Kryptonite Evolution Mini bike lock

Concept: 1 out of 5
Execution: 4 out of 5
Yeah, but: It has a key with an LED light. Awesome.

The Long Version: Part of me wonders just how real the threat of bike theft is. Certainly it happens, and on an industrial scale: Toronto needs no proof of that. But are expensive bike locks an example of successfully preventing thousands of presumed dangers for every one that they actually thwart?

Bikes in the city can be broken down into two broad categories: cheap beaters that are left outside, securely locked and not very valuable, and expensive ones that are never left alone. My ride, a Xootr Swift, is the logical outcome of the second category: it's designed to fold so that it can fit in an apartment, not a suitcase. Naturally, I wanted a really good lock for those rare and brief times when I would need to leave it beyond arm's-reach.

I bought a Kryptonite Evolution-model lock for a couple of reasons. I stuck with the brand because of its reputation, which is backed by a guarantee that needs incredibly implausible conditions to pay out. I bought the Mini because it's the smallest model, making it lighter and harder to defeat by having the least amount of space for any lock-breaking tool to do its (his/her?) work.

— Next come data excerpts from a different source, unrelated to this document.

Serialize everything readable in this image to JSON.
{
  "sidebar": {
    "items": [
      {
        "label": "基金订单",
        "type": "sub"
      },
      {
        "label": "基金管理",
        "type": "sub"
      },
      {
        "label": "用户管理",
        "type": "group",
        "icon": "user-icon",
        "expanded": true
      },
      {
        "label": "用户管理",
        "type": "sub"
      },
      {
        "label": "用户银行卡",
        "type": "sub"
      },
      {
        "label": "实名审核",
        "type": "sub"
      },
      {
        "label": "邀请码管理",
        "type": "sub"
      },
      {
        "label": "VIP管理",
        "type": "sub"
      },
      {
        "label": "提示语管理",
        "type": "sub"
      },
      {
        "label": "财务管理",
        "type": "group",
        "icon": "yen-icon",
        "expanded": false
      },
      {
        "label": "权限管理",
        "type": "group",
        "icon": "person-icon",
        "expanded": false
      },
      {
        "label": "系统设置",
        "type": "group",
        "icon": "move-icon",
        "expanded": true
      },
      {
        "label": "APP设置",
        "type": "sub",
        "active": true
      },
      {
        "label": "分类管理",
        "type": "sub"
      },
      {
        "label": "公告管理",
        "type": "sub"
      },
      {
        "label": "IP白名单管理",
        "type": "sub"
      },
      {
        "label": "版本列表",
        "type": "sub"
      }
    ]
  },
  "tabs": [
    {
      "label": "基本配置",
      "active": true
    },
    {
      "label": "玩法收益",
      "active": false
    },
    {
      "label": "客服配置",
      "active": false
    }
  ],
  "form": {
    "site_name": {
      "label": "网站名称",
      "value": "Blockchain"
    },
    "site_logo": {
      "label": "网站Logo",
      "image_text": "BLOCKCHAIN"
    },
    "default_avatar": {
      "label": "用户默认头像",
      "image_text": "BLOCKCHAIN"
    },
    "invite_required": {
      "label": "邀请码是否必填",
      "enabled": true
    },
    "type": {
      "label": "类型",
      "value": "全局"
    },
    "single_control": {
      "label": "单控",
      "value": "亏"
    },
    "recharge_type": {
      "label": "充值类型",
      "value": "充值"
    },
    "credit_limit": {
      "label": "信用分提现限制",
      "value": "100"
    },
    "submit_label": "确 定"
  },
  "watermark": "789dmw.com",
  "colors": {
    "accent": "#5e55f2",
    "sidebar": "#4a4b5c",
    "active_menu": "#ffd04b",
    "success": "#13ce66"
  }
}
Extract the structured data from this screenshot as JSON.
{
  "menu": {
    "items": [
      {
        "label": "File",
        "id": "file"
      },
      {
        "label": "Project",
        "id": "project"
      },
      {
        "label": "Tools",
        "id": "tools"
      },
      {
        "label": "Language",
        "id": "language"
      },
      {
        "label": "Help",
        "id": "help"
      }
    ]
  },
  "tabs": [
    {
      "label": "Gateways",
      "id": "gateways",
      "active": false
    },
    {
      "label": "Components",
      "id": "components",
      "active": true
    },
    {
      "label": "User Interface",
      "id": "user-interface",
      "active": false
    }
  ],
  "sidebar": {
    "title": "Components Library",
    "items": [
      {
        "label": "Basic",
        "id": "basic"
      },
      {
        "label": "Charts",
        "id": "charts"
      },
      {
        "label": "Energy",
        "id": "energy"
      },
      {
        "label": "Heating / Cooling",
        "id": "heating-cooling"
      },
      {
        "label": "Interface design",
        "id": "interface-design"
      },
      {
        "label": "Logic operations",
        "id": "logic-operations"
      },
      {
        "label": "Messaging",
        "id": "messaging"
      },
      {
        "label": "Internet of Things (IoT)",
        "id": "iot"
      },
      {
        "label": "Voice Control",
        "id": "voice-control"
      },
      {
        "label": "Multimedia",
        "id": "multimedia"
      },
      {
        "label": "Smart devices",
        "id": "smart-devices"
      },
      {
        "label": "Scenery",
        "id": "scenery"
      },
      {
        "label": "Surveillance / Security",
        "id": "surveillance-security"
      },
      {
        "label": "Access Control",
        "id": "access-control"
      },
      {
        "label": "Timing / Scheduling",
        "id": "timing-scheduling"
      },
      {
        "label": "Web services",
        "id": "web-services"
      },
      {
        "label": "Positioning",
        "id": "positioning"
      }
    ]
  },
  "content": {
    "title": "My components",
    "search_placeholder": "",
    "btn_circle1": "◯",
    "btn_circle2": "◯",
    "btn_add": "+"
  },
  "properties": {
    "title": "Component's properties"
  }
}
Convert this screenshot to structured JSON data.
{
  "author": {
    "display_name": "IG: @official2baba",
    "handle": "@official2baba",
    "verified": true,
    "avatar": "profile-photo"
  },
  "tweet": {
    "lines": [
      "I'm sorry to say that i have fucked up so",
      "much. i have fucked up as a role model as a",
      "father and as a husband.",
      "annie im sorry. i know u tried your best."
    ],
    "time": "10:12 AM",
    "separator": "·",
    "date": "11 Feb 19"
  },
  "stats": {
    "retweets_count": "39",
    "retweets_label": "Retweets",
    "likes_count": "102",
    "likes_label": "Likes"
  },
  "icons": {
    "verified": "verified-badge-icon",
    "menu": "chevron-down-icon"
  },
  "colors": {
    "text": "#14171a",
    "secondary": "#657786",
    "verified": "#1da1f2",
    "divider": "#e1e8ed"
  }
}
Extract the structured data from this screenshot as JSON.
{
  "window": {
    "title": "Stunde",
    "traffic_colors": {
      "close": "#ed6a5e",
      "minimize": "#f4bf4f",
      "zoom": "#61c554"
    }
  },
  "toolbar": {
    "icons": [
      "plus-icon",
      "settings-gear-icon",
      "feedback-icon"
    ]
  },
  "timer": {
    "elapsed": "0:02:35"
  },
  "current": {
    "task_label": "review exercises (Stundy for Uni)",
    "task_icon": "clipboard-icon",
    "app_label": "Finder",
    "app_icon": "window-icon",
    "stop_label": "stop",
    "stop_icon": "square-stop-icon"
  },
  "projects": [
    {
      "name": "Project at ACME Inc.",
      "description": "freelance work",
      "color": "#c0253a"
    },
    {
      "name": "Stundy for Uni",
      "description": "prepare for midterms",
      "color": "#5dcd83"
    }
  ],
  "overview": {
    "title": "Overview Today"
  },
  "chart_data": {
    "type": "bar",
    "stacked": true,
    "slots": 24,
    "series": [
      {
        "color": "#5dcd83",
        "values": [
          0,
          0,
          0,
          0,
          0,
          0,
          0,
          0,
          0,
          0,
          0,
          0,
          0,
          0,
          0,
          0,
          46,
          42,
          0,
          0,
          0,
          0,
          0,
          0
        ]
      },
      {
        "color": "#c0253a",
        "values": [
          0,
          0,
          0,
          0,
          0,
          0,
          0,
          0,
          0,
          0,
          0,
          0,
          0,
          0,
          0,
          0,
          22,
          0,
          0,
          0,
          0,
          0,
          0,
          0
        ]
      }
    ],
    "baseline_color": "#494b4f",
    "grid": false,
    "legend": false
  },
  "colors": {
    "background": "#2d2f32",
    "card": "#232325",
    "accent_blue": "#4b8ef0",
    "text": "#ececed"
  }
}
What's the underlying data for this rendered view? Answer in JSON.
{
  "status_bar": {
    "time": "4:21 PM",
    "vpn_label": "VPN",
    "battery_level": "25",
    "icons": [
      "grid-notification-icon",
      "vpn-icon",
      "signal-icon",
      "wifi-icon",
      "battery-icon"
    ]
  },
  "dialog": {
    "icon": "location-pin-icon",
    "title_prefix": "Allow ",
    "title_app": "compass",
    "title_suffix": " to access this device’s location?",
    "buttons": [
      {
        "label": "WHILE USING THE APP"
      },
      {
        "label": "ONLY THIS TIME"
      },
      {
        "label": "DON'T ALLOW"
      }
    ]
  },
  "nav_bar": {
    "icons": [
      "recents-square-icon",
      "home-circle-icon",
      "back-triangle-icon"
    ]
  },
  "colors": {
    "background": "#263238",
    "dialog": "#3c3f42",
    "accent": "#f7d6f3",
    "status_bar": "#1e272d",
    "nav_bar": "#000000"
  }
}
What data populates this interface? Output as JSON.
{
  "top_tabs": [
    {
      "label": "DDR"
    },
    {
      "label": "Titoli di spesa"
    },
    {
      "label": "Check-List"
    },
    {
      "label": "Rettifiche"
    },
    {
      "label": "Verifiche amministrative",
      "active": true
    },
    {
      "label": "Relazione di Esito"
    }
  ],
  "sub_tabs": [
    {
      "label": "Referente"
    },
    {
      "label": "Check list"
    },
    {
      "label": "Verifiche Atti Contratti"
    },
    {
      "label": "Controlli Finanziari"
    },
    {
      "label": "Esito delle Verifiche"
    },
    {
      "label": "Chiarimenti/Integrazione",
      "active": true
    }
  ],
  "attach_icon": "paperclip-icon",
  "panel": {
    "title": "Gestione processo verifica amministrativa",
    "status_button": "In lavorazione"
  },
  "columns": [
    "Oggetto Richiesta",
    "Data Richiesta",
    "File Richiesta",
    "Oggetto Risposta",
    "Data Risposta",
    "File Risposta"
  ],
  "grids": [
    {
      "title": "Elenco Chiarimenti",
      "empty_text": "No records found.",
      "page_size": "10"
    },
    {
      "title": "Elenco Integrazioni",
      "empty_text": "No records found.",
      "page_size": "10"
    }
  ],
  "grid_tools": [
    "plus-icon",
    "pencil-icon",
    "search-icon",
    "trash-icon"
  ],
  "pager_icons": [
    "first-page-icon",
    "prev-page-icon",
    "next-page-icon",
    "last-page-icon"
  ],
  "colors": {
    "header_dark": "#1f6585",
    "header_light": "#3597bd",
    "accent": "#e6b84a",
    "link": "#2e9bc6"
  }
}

But after spending two years with this lock, that last point seems a little foolish. If someone can break one of the bigger Kryptonite locks in the brief amount of time that I give them – never more than a few minutes, and always on busy streets – aren't I pretty much pooched anyway? Looking at it from the other direction, having a secure bike is a little like running from a bear: there's no need to be any better than the second-worst contestant.

Security is always a tradeoff between protection and convenience, and locking the bike with the tiny little Evo Mini is a hassel. There's a modest anti-theft advantage over the bigger U-locks at best, but a longer lock would be much easier to use with only a slight additional penalty in the extra weight and bulk that needs to be carried.

If these things weren't so expensive, I'd just re-buy a bigger size. At least the Mini is lighter for all of the times that I just chauffer it around the city.

Updated later that same day:

last updated 8 july 2011


  1. so you would recommend a bigger lock made from the same material?

  2. That would be the short version, yes. After all, I have no complaints about the strength of the lock – after all, my bike hasn't been stolen – it's just challenging to use.

  3. I think the Mini locks are best used with really thin road and track frames. I switched to a Mini because my other lock (New York Standard) would have left a lot of space for tools.